Corporate members: tax treatment of expenses

Timing of expenses

Expenses which arise directly from syndicate membership are assessed on the same basis as profits arising directly from syndicate membership. This means that they are deferred, and only allowed when the corresponding profits are assessed.

On the other hand, expenses of the underwriting business that do not arise directly from syndicate membership are admissible in accordance with the normal rules for deductions from trading profits. That is, they are allowable in accordance with normal accountancy principles subject to any specific statutory provision.

Generally this will mean that they are allowable earlier than syndicate related expenses.
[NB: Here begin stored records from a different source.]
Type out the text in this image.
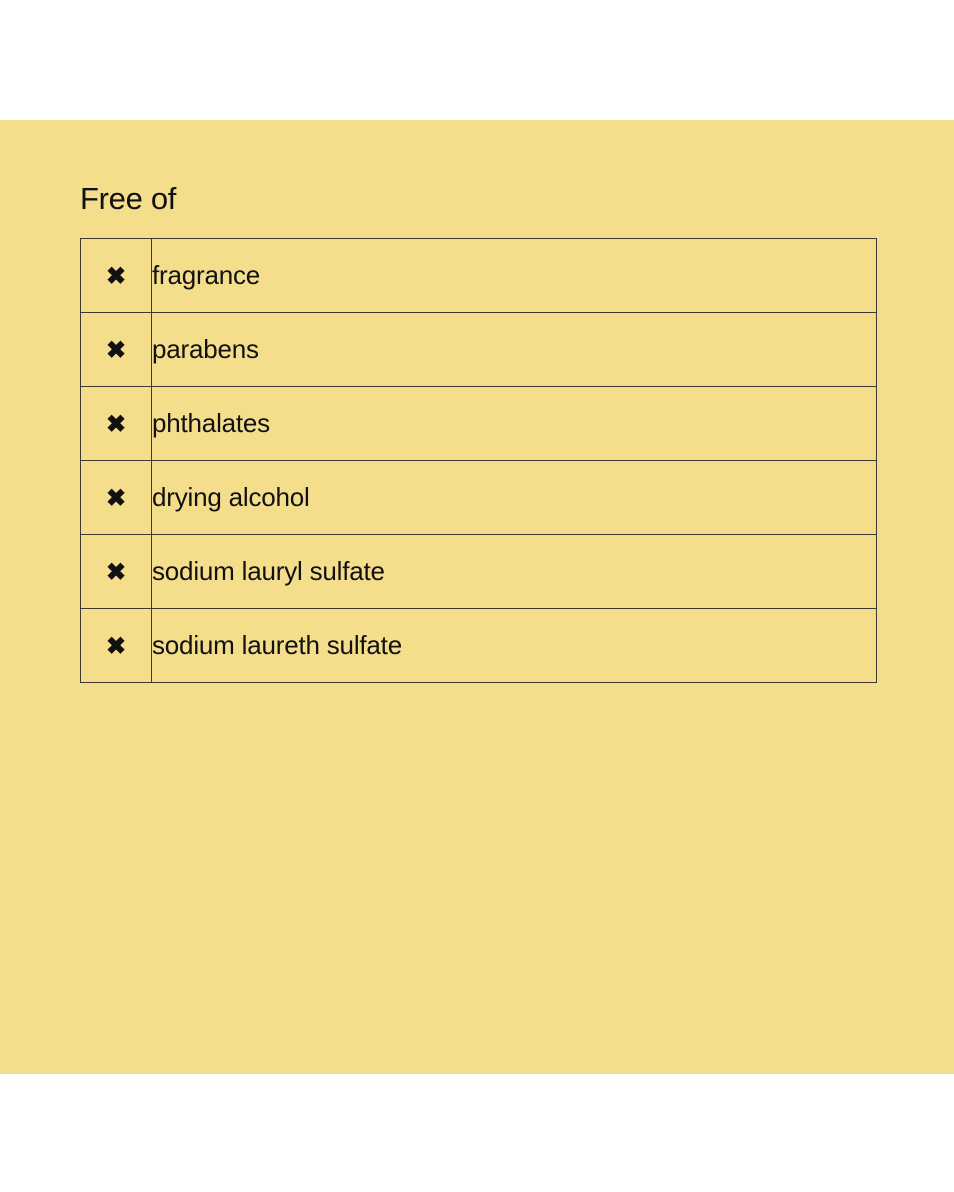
Free of
✖	fragrance
✖	parabens
✖	phthalates
✖	drying alcohol
✖	sodium lauryl sulfate
✖	sodium laureth sulfate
Care is needed to classify syndicate expenses correctly.

Syndicate related expenses: section 230(2) (b) FA 94

Some expenses which might not otherwise be classed as syndicate expenses are treated as though they arise directly from membership of a syndicate. These are any expenses met on the corporate member’s behalf by the syndicate managing agent and any charge made on the corporate member by the managing agent (FA94/S230 (2) (b)).

The timing rules at section 219 and section 220 then apply, so that these expenses are allowed in the same accounting period in which the related syndicate profits are assessed. Amounts paid in respect of the 2012 year, for example, will be allowed as an expense against profits of that year when those profits are assessed. In most cases, this will be the year ended 31 December 2015 under the declarations basis. Examples of expenses allowable in accordance with FA94/S230 (2)(b) are managing agent’s commission and Central Fund contributions.

The same principle applies in respect of any premiums payable under any stop-loss insurance taken out at member-level on or after 6 December 2011 (see FA94/s225 (3D) and LLM4150)

Fees paid to a Lloyd’s adviser by a corporate member do not fall within FA94/S230 (2) (b), and are not subject to deferral for tax purposes. They are allowed on an accounts basis under normal CT rules.

Transfer pricing

See LLM2170 for the application of UK-UK transfer pricing rules to syndicate level expenses.

Stop-loss and quota share premiums

Specific provisions at FA94/S225 apply to ‘stop-loss’ and ‘quota share’ premiums payable at the level of the corporate member, rather than by the syndicate. These are explained at LLM4150 and LLM4160.

In the case of both stop-loss and quota share contracts, premiums that appear to be excessive in relation to the potential benefit gained may be restricted under CTA2009/s54(1). It is also possible that a capital asset may be acquired by payment of the premiums. Whether premiums are excessive is a matter of fact, and examination of the terms of the contract may be necessary.